The paper covered politics, environmental, cultural and arts issues in a new way that reflected alternative news organizations in much larger cities, particularly the Boston Phoenix. In 1981, Burlington’s politics was upended when Bernie Sanders, a perennial left-wing candidate who had never held elected political office, captured City Hall by winning a four-way race by 10 votes. The next morning over breakfast at the Oasis Diner, Brown joked with  a Free Press reporter, saying, ``It looks like its our town now.’’

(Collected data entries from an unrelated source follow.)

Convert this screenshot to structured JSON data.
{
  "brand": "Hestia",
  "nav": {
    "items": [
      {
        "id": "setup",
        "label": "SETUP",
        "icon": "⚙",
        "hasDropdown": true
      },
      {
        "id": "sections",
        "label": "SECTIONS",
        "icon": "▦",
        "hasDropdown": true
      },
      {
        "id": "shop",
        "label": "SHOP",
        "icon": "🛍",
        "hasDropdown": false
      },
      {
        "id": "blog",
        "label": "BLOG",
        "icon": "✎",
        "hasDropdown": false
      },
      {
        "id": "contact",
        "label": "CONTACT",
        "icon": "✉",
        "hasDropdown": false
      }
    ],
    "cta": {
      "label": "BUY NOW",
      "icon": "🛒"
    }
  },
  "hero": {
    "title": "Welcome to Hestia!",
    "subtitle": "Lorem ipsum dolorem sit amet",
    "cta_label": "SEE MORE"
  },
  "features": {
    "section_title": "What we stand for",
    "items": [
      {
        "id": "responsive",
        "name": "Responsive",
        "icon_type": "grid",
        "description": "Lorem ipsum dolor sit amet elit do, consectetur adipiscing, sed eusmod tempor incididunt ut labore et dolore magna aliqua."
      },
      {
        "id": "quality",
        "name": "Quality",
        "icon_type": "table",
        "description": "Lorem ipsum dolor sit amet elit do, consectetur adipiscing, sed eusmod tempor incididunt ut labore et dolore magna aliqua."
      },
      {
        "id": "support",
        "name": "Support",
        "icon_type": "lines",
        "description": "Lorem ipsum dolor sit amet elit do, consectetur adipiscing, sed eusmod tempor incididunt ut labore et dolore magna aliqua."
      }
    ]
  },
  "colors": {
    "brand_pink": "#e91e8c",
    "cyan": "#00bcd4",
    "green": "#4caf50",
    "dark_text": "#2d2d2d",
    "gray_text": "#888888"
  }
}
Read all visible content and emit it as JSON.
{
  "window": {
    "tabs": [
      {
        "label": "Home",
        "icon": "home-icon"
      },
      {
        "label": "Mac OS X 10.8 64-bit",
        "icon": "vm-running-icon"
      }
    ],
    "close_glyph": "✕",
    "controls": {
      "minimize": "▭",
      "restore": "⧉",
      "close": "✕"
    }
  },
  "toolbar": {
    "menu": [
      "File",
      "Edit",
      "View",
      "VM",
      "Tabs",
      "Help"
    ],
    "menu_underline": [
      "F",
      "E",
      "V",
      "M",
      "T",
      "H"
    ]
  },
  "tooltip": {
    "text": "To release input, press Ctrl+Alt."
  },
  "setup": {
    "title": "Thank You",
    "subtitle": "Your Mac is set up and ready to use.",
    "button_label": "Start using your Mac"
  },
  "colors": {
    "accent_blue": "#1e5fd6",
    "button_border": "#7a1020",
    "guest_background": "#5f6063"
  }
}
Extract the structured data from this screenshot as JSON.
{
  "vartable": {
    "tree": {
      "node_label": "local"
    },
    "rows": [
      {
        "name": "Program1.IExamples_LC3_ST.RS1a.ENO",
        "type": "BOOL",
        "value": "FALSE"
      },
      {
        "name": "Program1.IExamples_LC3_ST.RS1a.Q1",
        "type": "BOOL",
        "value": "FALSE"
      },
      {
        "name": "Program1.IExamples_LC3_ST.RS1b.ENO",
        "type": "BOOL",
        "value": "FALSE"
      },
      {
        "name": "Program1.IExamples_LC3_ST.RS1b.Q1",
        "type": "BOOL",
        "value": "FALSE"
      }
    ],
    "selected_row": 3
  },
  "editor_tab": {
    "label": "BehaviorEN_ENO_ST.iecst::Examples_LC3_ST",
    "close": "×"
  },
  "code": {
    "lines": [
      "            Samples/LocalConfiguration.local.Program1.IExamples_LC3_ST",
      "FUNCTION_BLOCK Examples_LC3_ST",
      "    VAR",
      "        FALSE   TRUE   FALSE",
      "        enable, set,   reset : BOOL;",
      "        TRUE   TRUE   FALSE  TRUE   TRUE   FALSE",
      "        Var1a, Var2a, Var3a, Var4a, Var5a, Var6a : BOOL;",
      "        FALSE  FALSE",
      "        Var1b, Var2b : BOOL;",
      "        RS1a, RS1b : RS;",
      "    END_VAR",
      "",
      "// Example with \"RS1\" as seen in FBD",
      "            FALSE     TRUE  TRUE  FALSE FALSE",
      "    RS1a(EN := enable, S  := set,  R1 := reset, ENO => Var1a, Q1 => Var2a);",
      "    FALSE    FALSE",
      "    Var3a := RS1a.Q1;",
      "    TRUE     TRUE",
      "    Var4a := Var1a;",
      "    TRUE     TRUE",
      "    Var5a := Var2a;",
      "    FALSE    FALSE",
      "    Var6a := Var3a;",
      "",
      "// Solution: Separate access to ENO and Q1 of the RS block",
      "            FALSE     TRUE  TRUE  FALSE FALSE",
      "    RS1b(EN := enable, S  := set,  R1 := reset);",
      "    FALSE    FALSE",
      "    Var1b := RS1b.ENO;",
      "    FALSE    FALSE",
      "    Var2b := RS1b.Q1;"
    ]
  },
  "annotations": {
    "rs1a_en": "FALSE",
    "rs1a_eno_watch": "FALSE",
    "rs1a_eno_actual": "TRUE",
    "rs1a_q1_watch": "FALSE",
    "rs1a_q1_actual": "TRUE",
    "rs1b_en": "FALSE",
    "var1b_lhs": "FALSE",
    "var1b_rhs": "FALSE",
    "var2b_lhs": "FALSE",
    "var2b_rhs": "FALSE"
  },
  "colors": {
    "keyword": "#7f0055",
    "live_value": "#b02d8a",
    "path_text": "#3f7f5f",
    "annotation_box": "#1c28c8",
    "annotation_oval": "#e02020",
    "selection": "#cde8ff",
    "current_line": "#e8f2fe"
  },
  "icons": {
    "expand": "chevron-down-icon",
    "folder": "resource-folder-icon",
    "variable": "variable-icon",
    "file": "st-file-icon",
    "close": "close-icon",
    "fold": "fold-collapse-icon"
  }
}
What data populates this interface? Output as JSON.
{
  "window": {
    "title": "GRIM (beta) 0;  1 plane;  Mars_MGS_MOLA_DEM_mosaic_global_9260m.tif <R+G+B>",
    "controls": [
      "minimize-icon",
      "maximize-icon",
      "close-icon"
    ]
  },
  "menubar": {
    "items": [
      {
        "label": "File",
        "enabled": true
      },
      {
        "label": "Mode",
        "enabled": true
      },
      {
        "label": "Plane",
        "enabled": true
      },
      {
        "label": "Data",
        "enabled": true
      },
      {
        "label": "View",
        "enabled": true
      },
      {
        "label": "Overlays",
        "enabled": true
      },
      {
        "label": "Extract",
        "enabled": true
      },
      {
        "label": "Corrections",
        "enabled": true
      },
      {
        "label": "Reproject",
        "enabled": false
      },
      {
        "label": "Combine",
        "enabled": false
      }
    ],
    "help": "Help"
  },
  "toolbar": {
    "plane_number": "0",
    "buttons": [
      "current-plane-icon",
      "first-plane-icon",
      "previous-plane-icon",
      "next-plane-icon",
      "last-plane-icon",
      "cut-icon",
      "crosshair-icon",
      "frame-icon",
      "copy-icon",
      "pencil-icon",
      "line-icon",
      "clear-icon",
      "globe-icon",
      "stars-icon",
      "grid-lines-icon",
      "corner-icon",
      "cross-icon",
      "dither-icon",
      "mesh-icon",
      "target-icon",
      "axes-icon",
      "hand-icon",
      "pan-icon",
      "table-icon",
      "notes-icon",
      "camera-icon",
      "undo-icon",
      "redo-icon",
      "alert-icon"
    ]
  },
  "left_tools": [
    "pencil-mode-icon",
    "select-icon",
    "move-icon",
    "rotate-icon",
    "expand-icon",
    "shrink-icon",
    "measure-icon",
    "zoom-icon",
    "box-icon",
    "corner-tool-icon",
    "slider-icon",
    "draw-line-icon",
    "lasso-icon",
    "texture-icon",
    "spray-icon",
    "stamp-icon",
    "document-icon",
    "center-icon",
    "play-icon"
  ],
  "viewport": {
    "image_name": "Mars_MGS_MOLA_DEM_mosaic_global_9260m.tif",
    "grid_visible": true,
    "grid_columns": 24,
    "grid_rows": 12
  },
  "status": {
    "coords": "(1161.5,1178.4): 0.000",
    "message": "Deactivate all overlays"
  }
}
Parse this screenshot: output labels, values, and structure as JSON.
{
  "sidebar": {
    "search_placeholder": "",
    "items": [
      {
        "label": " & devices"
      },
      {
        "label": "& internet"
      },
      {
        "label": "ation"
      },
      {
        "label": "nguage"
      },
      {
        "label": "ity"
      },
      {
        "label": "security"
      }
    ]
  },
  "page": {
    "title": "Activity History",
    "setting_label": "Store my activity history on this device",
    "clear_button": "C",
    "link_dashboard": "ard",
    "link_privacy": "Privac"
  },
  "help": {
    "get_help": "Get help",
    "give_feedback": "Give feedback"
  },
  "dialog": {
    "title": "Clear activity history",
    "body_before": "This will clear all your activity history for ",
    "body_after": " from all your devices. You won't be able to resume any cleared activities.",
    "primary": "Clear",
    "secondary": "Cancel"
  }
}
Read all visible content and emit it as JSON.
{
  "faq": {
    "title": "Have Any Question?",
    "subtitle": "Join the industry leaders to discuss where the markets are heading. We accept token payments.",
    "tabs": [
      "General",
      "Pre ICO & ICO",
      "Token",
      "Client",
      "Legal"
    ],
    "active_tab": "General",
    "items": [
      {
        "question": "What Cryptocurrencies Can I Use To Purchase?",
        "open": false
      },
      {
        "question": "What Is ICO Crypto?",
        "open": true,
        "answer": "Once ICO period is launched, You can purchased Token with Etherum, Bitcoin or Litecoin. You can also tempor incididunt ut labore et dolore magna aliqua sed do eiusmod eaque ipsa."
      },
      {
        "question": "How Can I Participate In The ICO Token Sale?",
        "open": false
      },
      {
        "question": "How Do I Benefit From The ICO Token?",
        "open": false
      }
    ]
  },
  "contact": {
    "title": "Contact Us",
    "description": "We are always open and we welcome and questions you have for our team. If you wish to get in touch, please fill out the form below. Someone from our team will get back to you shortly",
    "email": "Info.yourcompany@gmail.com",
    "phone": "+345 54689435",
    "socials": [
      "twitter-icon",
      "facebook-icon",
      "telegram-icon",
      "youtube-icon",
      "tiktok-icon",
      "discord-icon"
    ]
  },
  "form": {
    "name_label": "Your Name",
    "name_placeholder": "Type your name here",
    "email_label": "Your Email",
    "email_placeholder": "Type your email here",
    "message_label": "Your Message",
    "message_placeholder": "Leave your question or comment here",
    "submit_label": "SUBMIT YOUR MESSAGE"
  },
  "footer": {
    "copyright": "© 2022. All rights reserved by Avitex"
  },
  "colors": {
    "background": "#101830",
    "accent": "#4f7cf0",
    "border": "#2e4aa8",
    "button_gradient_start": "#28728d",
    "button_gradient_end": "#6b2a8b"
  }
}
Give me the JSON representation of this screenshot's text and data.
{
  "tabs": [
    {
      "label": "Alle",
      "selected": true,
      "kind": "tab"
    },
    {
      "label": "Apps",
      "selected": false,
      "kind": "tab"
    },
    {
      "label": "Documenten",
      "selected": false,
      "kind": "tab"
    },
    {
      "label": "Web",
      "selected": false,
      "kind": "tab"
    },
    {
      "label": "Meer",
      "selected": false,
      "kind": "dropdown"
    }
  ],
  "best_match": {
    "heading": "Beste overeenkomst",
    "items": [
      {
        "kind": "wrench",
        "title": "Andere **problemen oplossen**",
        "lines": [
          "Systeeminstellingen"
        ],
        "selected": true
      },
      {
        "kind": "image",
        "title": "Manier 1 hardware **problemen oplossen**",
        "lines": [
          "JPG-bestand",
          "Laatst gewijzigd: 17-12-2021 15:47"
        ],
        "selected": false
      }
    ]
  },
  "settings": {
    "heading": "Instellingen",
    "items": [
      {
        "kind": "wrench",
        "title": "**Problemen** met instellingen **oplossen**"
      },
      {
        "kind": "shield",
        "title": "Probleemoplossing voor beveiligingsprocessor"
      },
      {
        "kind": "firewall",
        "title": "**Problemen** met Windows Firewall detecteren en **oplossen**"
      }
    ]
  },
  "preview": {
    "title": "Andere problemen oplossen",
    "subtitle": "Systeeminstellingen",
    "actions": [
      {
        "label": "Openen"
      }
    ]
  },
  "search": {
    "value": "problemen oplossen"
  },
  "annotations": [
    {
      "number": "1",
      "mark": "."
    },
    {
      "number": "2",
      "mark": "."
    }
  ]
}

Of course, incumbent Mayor Gordon Paquette’s Democratic machine, mired in the politics of patronage and transaction, had become so rusty it couldn’t steal a 10-vote election. Paquette was the last Vermont political figure I remember who referred to UVM as Jew-vee-em.

Brown and his partner, Nat Winthrop, also a fine writer, kept the Vanguard afloat for about a decade. Then Brown won a fellowship to the John F. Kennedy School of Government at Harvard University. After he earned his masters degree, his old Phoenix bosses approached him about running their money-losing Providence edition, the Providence Phoenix.

Brown turned the paper around, increased advertising and pursued journalistic excellence. He was as comfortable in the boardroom as in the lunch room. He was generous and loved by employees; he gave people second and third chances and hated firing anyone.

As was the case in Vermont, Brown nurtured fine journalistic talent, including editors Lisa Prevost, Lou Papineau, Jody Ericson, Kathleen Hughes, David Scharfenberg, now at the Boston Globe,  and my friend and colleague, Ian Donnis, political reporter at RI Public Radio, Rhode Island’s NPR affiliate. Dogged by competition from the Internet, the Providence Phoenix outlasted its Boston parent but eventually folded.

Brown planted roots in Rhode Island, marrying Jean MacGregor Brown, a Providence television reporter, who survives. The couple had one child, Jessica Brown, a recent University of Rhode Island graduate who also survives. He also leaves his father, Kenneth Gay Brown; his mother, Elizabeth Woods Brown; his stepmother, Virginia Clarke Brown;  his brother Michael Scott Brown, also a UVM grad;  his sister Susan Elizabeth Brown and her husband Chip Gallagher; his sister Katie Brown Lawton and her husband Glenn Lawton; and nephews Ryder Haske and Thomas Woods Lawton. Funeral arrangements have not been finalized.

``I was really lucky in that I got to work with really talented, smart people who really gave a damn about delivering a different point of view on stories in the mainstream press and on covering stories that were ignored by other media,’’ Brown said when he retired from the Phoenix in 2014.